Coach Serena Lal is of Fijian-Indian descent. Before starting her role with Healthy Families Manukau, Manurewa-Papakura she was working at the University of Auckland, one of her jobs there was tutoring first year pre-med to Health Science students.

When she first joined the university as a tertiary student, she thought the best way she could make a difference in people’s health was to become a doctor. After a few lectures she found herself more concerned with the health system and how it could be both an enabler and barrier to how people access health services. She transitioned her studies and began to focus on how she could support the health system, and support a changing social environment, to give everyone an opportunity to have good health. Serena graduated with a Masters Degree in Public Health with Honours and a Bachelors Degree in Health Sciences with Honours.
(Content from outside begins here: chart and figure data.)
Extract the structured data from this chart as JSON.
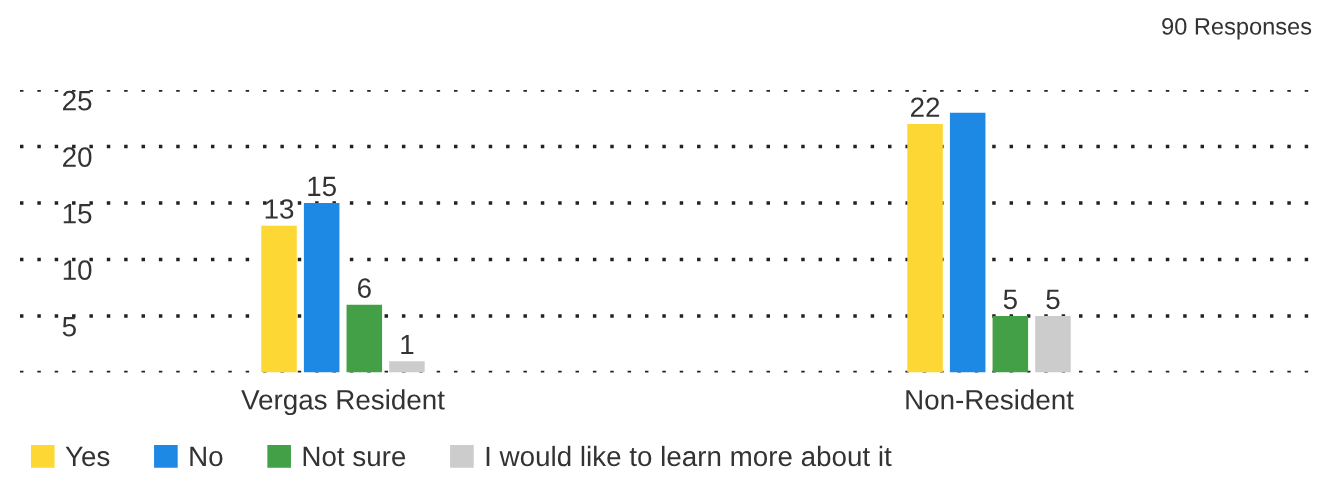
{
  "chart_data": {
    "type": "bar",
    "title": "90 Responses",
    "categories": [
      "Vergas Resident",
      "Non-Resident"
    ],
    "series": [
      {
        "name": "Yes",
        "color": "#fdd835",
        "values": [
          13,
          22
        ],
        "value_labels": [
          "13",
          "22"
        ]
      },
      {
        "name": "No",
        "color": "#1e88e5",
        "values": [
          15,
          23
        ],
        "value_labels": [
          "15",
          null
        ]
      },
      {
        "name": "Not sure",
        "color": "#43a047",
        "values": [
          6,
          5
        ],
        "value_labels": [
          "6",
          "5"
        ]
      },
      {
        "name": "I would like to learn more about it",
        "color": "#cccccc",
        "values": [
          1,
          5
        ],
        "value_labels": [
          "1",
          "5"
        ]
      }
    ],
    "ylim": [
      0,
      25
    ],
    "yticks": [
      {
        "value": 0,
        "label": null
      },
      5,
      10,
      15,
      20,
      25
    ],
    "grid": "y",
    "line_style": "dotted",
    "legend": "bottom left"
  }
}
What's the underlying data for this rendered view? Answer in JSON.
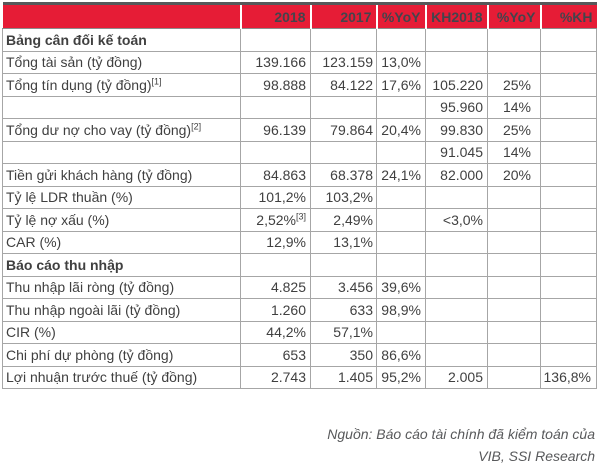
{
  "table": {
    "columns": [
      "",
      "2018",
      "2017",
      "%YoY",
      "KH2018",
      "%YoY",
      "%KH"
    ],
    "rows": [
      {
        "label": "Bảng cân đối kế toán",
        "section": true,
        "cells": [
          "",
          "",
          "",
          "",
          "",
          ""
        ]
      },
      {
        "label": "Tổng tài sản (tỷ đồng)",
        "cells": [
          "139.166",
          "123.159",
          "13,0%",
          "",
          "",
          ""
        ]
      },
      {
        "label": "Tổng tín dụng (tỷ đồng)",
        "label_sup": "[1]",
        "cells": [
          "98.888",
          "84.122",
          "17,6%",
          "105.220",
          "25%",
          ""
        ]
      },
      {
        "label": "",
        "cells": [
          "",
          "",
          "",
          "95.960",
          "14%",
          ""
        ]
      },
      {
        "label": "Tổng dư nợ cho vay (tỷ đồng)",
        "label_sup": "[2]",
        "cells": [
          "96.139",
          "79.864",
          "20,4%",
          "99.830",
          "25%",
          ""
        ]
      },
      {
        "label": "",
        "cells": [
          "",
          "",
          "",
          "91.045",
          "14%",
          ""
        ]
      },
      {
        "label": "Tiền gửi khách hàng (tỷ đồng)",
        "cells": [
          "84.863",
          "68.378",
          "24,1%",
          "82.000",
          "20%",
          ""
        ]
      },
      {
        "label": "Tỷ lệ LDR thuần (%)",
        "cells": [
          "101,2%",
          "103,2%",
          "",
          "",
          "",
          ""
        ]
      },
      {
        "label": "Tỷ lệ nợ xấu (%)",
        "cells": [
          "2,52%",
          "2,49%",
          "",
          "<3,0%",
          "",
          ""
        ],
        "cells_sup": [
          "[3]",
          "",
          "",
          "",
          "",
          ""
        ]
      },
      {
        "label": "CAR (%)",
        "cells": [
          "12,9%",
          "13,1%",
          "",
          "",
          "",
          ""
        ]
      },
      {
        "label": "Báo cáo thu nhập",
        "section": true,
        "cells": [
          "",
          "",
          "",
          "",
          "",
          ""
        ]
      },
      {
        "label": "Thu nhập lãi ròng (tỷ đồng)",
        "cells": [
          "4.825",
          "3.456",
          "39,6%",
          "",
          "",
          ""
        ]
      },
      {
        "label": "Thu nhập ngoài lãi (tỷ đồng)",
        "cells": [
          "1.260",
          "633",
          "98,9%",
          "",
          "",
          ""
        ]
      },
      {
        "label": "CIR (%)",
        "cells": [
          "44,2%",
          "57,1%",
          "",
          "",
          "",
          ""
        ]
      },
      {
        "label": "Chi phí dự phòng (tỷ đồng)",
        "cells": [
          "653",
          "350",
          "86,6%",
          "",
          "",
          ""
        ]
      },
      {
        "label": "Lợi nhuận trước thuế (tỷ đồng)",
        "cells": [
          "2.743",
          "1.405",
          "95,2%",
          "2.005",
          "",
          "136,8%"
        ]
      }
    ],
    "column_keys": [
      "2018",
      "2017",
      "yoy",
      "kh2018",
      "yoy-plan",
      "kh"
    ]
  },
  "source_note": {
    "line1": "Nguồn: Báo cáo tài chính đã kiểm toán của",
    "line2": "VIB, SSI Research"
  },
  "colors": {
    "header_bg": "#e61c36",
    "header_text": "#44444c",
    "body_text": "#404040",
    "border": "#a6a6a6",
    "top_border": "#57585a",
    "source_text": "#58595b"
  }
}
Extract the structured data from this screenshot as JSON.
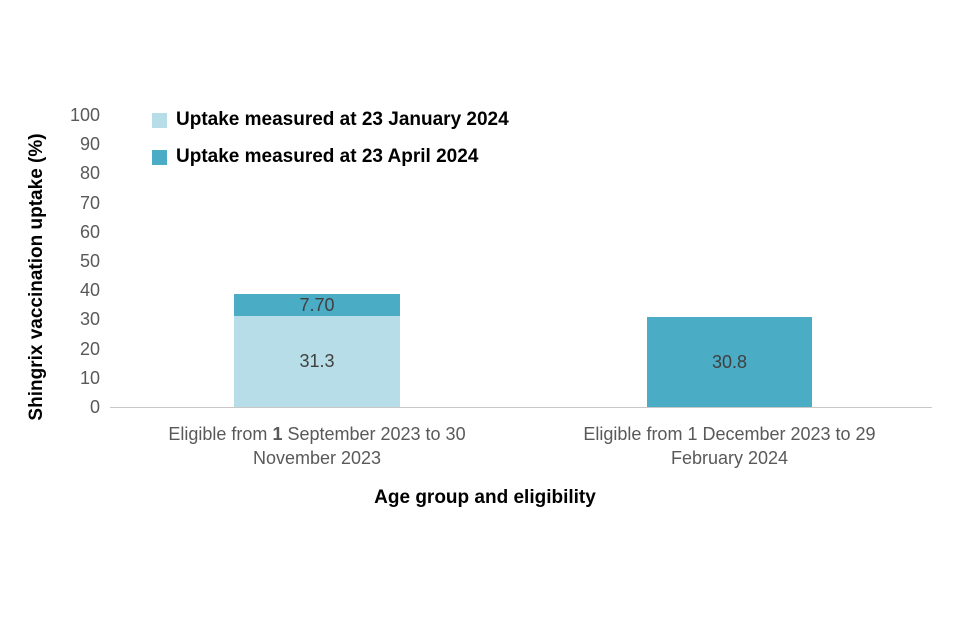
{
  "chart_data": {
    "type": "bar",
    "stacked": true,
    "xlabel": "Age group and eligibility",
    "ylabel": "Shingrix vaccination uptake (%)",
    "ylim": [
      0,
      100
    ],
    "yticks": [
      0,
      10,
      20,
      30,
      40,
      50,
      60,
      70,
      80,
      90,
      100
    ],
    "grid": "off",
    "legend_position": "top-left",
    "series": [
      {
        "name": "Uptake measured at 23 January 2024",
        "color": "#b7dee8"
      },
      {
        "name": "Uptake measured at 23 April 2024",
        "color": "#4bacc6"
      }
    ],
    "categories": [
      {
        "line1_parts": [
          {
            "text": "Eligible from ",
            "bold": false
          },
          {
            "text": "1",
            "bold": true
          },
          {
            "text": " September 2023 to 30",
            "bold": false
          }
        ],
        "line2": "November 2023"
      },
      {
        "line1_parts": [
          {
            "text": "Eligible from 1 December 2023 to 29",
            "bold": false
          }
        ],
        "line2": "February 2024"
      }
    ],
    "bars": [
      {
        "segments": [
          {
            "series": 0,
            "value": 31.3,
            "label": "31.3"
          },
          {
            "series": 1,
            "value": 7.7,
            "label": "7.70"
          }
        ]
      },
      {
        "segments": [
          {
            "series": 1,
            "value": 30.8,
            "label": "30.8"
          }
        ]
      }
    ],
    "colors": {
      "axis_line": "#c8c8c8",
      "tick_text": "#595959",
      "category_text": "#595959",
      "value_text": "#404040",
      "title_text": "#000000"
    }
  }
}
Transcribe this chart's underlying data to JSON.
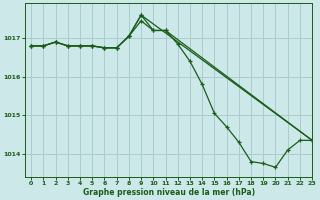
{
  "title": "Graphe pression niveau de la mer (hPa)",
  "bg_color": "#cce8e8",
  "grid_color": "#aacccc",
  "line_color": "#1a5c1a",
  "xlim": [
    -0.5,
    23
  ],
  "ylim": [
    1013.4,
    1017.9
  ],
  "yticks": [
    1014,
    1015,
    1016,
    1017
  ],
  "xticks": [
    0,
    1,
    2,
    3,
    4,
    5,
    6,
    7,
    8,
    9,
    10,
    11,
    12,
    13,
    14,
    15,
    16,
    17,
    18,
    19,
    20,
    21,
    22,
    23
  ],
  "series1_x": [
    0,
    1,
    2,
    3,
    4,
    5,
    6,
    7,
    8,
    9,
    10,
    11,
    12,
    13,
    14,
    15,
    16,
    17,
    18,
    19,
    20,
    21,
    22,
    23
  ],
  "series1_y": [
    1016.8,
    1016.8,
    1016.9,
    1016.8,
    1016.8,
    1016.8,
    1016.75,
    1016.75,
    1017.05,
    1017.6,
    1017.2,
    1017.2,
    1016.85,
    1016.4,
    1015.8,
    1015.05,
    1014.7,
    1014.3,
    1013.8,
    1013.75,
    1013.65,
    1014.1,
    1014.35,
    1014.35
  ],
  "series2_x": [
    0,
    1,
    2,
    3,
    4,
    5,
    6,
    7,
    8,
    9,
    10,
    11,
    23
  ],
  "series2_y": [
    1016.8,
    1016.8,
    1016.9,
    1016.8,
    1016.8,
    1016.8,
    1016.75,
    1016.75,
    1017.05,
    1017.45,
    1017.2,
    1017.2,
    1014.35
  ],
  "series3_x": [
    0,
    1,
    2,
    3,
    4,
    5,
    6,
    7,
    8,
    9,
    23
  ],
  "series3_y": [
    1016.8,
    1016.8,
    1016.9,
    1016.8,
    1016.8,
    1016.8,
    1016.75,
    1016.75,
    1017.05,
    1017.6,
    1014.35
  ]
}
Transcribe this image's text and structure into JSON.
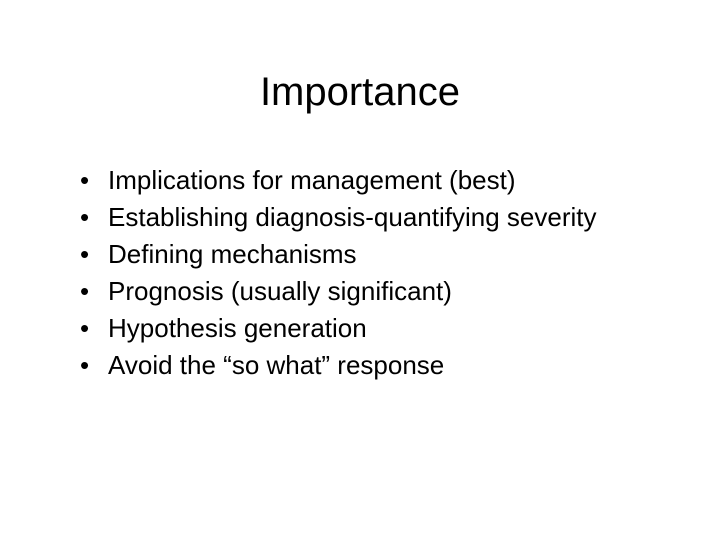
{
  "slide": {
    "title": "Importance",
    "title_fontsize": 40,
    "title_color": "#000000",
    "background_color": "#ffffff",
    "bullets": [
      "Implications for management (best)",
      "Establishing diagnosis-quantifying severity",
      "Defining mechanisms",
      "Prognosis (usually significant)",
      "Hypothesis generation",
      "Avoid the “so what” response"
    ],
    "bullet_fontsize": 26,
    "bullet_color": "#000000",
    "font_family": "Arial"
  }
}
“I really do believe in the prevention and systems approach,” she says. “The idea of how we treat and create our environment around us, directly influences how we live and what our health is like. The needs of the community are best known by the community.”

Current Role:

“I am a Coach with Healthy Families Manukau, Manurewa-Papakura. I see the role as a bit of a ‘jack of all trades’ – working with the community at grass roots level, looking at the structures above and below, working alongside industry and other stakeholders and, finding the cross-sections to help connect the different groups. I am in this job because I want to find out the reality of our community’s health, especially our high risk groups of South Asian, Maori and Pacific, and work with them for a community-led approach to health. I’m also here not only to find champions, but to be part of the process to create health champions who will continue and lead the mahi for their communities.”

Projects you are working on:

I have been working with the Ōtara Kai CoLABoration team. We are currently exploring ways to make seasonal produce more accessible by trialling an affordable produce bag called Ōtara Fresh. The idea is that the bag would contain all the vegetables you would need for one meal to feed 5 people for $5. It is accompanied by an easy to follow recipe and families just add meat.

I am also specifically looking into the health statistics for the South Asian community. We have begun building a map of what the life and health of South Asian descendants in South Auckland looks like and how we can work together for a solution to create better health outcomes.

What is your vision for health and wellbeing for South Auckland?

My vision would be that no one would have to make sacrifices to achieve good health. The families won’t have to choose between a good home, or a good meal, or the rent that week, that they can have it all.  That South Auckland’s environment would be conducive to health. And we would be excited about healthy lifestyle approaches without feeling we are compromising our culture or current practices.